I know what NIFA's charter says. And NIFA is the government. So the question of when a government has the right -- not the authority -- to break legally binding contracts with its employees still stands.
I'm pretty sure with the high-powered, $1200/hr, white-shoe lawyers over at NIFA that they are not overstepping their rights or authority.
Quote:
Originally Posted by pdcnret
The whole issue is pure politics. Nassau County has the ability to balance its budget with modest tax increases. What it lacks is political will. And because it lacks political will, legally binding contracts are going to be unilaterally disregarded. That sets a dangerous precedent on many levels.
I'm frightened.. ... "lacks political will" = codeword for "finally after 20 yrs the CE & the legislature refuse to throw the taxpayer under the bus."
Oh the poor, poor unions.
Quote:
Originally Posted by ABACAB
So in a county where taxes are already the highest in the nation, you feel we should just raise them more so the already overpaid NCPD can get it's raise?
Absolutely. You can't cut a contract, but you can get the results on the renegotiations.
Except the PBA doesn't have to negotiate, and they can go to arbitration where they will be compared to the SCPD and get a pay raise - welcome to the PBA racket on LI of the last 20 years. This NIFA pay freeze is the BEST thing that can happen for the tax payers. Welcome it, embrace it and trumpet it because this is the only way to get the NCPD compensation back to reality.
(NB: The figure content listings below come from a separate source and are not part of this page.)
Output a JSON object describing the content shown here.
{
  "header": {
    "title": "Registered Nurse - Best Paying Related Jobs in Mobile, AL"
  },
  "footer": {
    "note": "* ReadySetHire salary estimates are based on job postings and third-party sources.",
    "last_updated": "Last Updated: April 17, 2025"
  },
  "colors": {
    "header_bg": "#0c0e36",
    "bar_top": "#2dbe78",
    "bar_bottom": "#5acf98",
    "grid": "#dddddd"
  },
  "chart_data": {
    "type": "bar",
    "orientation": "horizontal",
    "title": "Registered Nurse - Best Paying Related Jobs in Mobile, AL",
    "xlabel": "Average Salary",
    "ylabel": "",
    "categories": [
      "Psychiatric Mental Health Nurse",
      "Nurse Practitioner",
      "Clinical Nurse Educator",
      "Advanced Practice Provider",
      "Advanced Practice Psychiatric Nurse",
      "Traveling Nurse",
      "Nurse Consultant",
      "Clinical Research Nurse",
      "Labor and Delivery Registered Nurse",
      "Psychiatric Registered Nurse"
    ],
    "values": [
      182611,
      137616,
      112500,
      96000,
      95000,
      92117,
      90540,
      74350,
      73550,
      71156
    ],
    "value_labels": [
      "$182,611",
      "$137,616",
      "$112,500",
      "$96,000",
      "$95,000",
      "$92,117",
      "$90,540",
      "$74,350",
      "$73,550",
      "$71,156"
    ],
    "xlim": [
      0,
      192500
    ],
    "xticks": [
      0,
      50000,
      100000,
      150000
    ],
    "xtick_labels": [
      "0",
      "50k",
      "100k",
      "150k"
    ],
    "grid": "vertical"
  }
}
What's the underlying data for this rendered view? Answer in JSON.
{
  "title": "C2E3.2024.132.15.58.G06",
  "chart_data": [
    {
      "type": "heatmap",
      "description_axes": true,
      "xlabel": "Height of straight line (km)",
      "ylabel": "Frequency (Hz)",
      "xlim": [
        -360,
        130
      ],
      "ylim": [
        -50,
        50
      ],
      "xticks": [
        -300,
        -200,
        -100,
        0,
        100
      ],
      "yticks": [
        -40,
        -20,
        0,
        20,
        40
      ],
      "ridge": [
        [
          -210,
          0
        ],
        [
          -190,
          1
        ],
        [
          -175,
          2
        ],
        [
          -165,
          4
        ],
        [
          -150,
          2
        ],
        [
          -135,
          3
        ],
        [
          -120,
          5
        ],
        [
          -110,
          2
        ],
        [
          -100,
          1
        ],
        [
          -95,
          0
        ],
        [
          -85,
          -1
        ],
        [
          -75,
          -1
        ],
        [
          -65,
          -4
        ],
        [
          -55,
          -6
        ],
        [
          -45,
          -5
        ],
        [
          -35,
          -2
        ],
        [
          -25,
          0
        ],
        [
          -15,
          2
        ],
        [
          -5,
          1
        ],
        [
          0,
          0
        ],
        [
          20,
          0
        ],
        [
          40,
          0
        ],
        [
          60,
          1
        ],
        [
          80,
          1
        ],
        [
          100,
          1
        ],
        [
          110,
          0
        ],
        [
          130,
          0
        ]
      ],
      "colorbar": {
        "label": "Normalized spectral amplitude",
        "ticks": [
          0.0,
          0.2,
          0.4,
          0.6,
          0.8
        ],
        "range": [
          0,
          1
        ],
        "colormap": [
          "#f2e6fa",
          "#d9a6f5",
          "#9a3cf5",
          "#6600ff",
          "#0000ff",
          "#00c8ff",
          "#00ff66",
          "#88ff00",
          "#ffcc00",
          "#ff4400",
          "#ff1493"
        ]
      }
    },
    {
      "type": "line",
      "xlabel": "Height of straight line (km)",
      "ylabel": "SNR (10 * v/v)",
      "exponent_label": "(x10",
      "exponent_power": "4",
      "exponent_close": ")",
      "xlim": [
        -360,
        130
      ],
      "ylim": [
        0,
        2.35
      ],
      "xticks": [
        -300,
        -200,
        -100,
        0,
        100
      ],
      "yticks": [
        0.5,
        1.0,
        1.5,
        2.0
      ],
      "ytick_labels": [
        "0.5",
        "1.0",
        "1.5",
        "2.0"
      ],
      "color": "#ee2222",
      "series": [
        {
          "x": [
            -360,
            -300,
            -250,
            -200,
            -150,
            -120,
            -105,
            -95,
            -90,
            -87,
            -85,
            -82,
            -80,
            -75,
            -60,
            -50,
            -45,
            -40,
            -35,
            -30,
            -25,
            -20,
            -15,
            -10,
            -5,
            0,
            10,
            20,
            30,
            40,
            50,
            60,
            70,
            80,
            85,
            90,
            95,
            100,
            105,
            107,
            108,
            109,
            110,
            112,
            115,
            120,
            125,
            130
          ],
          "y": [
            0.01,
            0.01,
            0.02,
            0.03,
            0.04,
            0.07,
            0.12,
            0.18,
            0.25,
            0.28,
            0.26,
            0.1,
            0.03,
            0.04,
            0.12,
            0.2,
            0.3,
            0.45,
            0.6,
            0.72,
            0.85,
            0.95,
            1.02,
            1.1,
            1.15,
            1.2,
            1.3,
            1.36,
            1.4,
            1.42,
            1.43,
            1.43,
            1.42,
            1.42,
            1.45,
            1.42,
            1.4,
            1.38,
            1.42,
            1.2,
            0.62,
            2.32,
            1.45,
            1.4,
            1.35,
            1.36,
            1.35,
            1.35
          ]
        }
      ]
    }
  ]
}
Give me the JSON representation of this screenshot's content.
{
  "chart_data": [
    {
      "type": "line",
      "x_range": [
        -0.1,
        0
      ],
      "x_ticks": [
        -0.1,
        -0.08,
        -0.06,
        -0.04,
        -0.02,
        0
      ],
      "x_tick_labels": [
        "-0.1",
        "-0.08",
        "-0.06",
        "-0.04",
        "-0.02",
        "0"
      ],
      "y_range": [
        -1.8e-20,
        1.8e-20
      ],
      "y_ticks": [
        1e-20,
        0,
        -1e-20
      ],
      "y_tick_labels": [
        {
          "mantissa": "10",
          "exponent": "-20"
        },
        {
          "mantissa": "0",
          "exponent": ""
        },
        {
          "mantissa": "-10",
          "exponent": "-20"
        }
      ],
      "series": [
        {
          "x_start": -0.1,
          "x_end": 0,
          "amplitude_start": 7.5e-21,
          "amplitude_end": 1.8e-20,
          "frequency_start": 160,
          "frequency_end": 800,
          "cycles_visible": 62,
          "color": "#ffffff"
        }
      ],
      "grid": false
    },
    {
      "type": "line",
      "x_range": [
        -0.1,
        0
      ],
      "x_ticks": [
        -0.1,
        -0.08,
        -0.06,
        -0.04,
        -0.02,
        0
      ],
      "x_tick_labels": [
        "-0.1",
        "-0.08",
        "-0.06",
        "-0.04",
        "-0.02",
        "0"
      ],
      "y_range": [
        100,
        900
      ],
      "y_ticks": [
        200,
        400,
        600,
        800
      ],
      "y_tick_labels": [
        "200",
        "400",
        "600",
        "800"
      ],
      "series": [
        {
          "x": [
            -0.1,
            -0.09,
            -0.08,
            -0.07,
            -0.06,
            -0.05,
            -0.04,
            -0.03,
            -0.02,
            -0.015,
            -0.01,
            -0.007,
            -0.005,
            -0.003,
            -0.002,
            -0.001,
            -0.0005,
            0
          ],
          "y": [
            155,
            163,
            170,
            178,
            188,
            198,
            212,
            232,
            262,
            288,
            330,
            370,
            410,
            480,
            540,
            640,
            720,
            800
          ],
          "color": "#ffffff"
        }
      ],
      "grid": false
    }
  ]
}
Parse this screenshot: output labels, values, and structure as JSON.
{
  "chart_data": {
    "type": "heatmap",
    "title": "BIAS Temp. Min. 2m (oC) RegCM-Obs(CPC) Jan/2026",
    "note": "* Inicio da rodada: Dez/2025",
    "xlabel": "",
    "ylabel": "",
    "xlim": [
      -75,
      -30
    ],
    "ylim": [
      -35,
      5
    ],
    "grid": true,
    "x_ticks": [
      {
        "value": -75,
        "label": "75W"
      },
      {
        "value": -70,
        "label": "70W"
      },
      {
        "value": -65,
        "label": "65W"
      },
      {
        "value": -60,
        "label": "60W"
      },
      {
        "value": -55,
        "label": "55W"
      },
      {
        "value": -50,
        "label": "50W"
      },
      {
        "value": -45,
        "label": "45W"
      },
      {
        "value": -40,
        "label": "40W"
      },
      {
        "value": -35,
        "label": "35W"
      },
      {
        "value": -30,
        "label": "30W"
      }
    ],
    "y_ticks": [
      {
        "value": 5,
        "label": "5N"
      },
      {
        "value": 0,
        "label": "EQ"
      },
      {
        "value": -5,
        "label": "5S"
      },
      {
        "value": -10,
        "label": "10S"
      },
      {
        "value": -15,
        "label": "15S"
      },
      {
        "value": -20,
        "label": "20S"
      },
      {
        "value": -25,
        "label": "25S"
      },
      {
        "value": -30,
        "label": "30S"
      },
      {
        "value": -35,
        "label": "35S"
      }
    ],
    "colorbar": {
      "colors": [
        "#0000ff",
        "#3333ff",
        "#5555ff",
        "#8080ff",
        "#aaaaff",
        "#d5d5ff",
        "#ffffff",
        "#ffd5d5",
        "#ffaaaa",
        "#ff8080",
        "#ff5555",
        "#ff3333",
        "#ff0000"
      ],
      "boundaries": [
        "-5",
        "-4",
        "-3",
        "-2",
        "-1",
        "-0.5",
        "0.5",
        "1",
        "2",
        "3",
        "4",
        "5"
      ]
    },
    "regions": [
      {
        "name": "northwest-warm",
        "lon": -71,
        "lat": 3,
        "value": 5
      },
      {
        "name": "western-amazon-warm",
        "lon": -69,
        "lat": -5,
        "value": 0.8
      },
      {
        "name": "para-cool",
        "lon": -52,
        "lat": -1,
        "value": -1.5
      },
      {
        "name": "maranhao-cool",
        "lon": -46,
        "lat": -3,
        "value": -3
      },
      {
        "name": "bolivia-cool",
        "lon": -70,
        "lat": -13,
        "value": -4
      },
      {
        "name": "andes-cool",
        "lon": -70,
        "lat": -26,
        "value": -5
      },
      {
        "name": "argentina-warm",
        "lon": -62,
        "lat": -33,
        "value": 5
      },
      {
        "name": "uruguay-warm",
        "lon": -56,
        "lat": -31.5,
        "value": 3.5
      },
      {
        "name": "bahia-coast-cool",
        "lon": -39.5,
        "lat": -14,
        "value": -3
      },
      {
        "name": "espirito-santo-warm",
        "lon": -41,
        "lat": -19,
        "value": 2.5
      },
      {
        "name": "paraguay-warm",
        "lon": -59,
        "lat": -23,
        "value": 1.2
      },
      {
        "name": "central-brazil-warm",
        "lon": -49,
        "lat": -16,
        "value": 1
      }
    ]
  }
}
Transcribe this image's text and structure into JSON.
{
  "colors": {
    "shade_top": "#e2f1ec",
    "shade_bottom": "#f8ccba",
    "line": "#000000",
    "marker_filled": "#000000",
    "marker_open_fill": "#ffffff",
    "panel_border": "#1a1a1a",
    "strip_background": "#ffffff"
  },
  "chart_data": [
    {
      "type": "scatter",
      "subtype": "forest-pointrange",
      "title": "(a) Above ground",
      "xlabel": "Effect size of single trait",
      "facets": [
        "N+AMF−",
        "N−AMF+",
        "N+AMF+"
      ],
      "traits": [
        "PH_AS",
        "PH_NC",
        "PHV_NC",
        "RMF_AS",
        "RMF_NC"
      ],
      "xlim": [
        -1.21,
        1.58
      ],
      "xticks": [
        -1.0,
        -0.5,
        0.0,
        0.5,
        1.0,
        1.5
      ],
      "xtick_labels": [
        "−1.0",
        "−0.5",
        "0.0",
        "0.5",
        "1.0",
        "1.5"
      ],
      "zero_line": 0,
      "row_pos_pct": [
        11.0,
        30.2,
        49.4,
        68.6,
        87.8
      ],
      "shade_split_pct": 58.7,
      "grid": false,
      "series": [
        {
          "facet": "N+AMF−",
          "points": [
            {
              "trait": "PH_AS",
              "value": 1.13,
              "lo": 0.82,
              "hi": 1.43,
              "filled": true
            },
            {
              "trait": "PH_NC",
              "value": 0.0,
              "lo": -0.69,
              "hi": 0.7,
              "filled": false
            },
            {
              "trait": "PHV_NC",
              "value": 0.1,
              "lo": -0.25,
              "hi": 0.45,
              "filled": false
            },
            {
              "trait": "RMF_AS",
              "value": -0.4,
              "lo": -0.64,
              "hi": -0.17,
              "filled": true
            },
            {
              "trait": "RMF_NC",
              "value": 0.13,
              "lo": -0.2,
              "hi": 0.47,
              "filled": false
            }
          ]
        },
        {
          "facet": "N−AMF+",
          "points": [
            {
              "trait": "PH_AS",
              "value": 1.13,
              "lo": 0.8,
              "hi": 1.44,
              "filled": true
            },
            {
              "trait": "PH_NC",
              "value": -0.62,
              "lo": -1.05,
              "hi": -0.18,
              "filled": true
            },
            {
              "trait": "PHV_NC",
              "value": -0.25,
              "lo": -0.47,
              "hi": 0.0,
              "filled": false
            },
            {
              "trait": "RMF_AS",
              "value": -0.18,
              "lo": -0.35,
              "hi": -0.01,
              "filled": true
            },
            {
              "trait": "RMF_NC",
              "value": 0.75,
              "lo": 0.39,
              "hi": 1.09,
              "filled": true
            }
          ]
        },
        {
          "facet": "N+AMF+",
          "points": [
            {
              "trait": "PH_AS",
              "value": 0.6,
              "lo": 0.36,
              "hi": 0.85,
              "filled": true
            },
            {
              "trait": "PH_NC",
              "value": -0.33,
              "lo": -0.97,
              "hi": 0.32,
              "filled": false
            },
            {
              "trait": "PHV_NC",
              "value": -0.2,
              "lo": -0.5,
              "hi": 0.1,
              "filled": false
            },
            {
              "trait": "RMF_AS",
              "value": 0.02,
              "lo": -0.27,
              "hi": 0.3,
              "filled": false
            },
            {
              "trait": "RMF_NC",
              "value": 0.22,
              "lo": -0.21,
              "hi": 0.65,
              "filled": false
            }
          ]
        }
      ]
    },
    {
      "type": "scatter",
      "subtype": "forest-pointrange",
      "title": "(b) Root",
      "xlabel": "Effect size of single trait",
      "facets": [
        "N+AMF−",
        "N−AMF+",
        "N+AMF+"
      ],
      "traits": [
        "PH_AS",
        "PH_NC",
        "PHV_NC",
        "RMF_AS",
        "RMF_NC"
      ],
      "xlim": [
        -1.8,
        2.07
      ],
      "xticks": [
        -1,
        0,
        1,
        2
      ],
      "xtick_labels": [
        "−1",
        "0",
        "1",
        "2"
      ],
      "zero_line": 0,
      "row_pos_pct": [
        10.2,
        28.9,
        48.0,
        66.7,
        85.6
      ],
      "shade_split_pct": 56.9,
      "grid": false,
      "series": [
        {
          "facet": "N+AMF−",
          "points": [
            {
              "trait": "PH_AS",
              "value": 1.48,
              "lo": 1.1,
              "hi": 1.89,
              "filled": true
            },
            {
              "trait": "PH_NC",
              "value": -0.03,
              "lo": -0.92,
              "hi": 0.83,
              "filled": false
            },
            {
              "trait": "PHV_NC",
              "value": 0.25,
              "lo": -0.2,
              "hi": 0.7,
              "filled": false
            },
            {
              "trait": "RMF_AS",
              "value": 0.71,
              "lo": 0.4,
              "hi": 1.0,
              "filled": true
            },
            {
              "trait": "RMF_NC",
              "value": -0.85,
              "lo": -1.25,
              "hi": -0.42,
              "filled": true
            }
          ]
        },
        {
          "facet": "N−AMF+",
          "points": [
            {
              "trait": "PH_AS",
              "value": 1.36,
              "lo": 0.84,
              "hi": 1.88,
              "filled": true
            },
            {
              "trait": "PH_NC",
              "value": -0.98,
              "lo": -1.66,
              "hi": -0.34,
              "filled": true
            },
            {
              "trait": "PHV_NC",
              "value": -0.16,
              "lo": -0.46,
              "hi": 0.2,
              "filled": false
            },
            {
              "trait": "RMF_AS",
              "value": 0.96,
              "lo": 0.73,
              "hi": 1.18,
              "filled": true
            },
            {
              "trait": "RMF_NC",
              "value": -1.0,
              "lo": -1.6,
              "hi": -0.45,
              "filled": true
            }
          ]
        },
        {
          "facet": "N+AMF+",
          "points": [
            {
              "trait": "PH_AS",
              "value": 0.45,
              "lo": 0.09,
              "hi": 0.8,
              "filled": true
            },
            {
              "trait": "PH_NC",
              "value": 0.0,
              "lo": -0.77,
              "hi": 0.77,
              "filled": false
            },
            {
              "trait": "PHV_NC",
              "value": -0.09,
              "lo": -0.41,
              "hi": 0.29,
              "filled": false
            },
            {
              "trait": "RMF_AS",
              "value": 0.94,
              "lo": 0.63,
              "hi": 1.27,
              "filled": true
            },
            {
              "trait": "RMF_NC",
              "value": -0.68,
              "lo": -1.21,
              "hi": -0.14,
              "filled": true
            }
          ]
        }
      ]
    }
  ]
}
Except the PBA doesn't have to negotiate, and they can go to arbitration where they will be compared to the SCPD and get a pay raise - welcome to the PBA racket on LI of the last 20 years. This NIFA pay freeze is the BEST thing that can happen for the tax payers. Welcome it, embrace it and trumpet it because this is the only way to get the NCPD compensation back to reality.
Maybe they should compare them to the NYPD since Nassau county is rapidly becoming "Queens East"
Wall Street steals 40% of the economy we give them tax breaks. Then we go after teachers, police and firemen
Yes, because in your world everybody either works for wall street or is a civil servant. So wall streeters make a ton of money, cops and teachers get bigger raises while the money is flowing, and it's everybody else who is left holding the bag. Well Wall St took it's lumps (don't quote some very senior executive making a million dollar bonus, it's not comparable) and now the teachers and police, whose compensation is out of proportion with the non-wall st compensation, need to take theirs.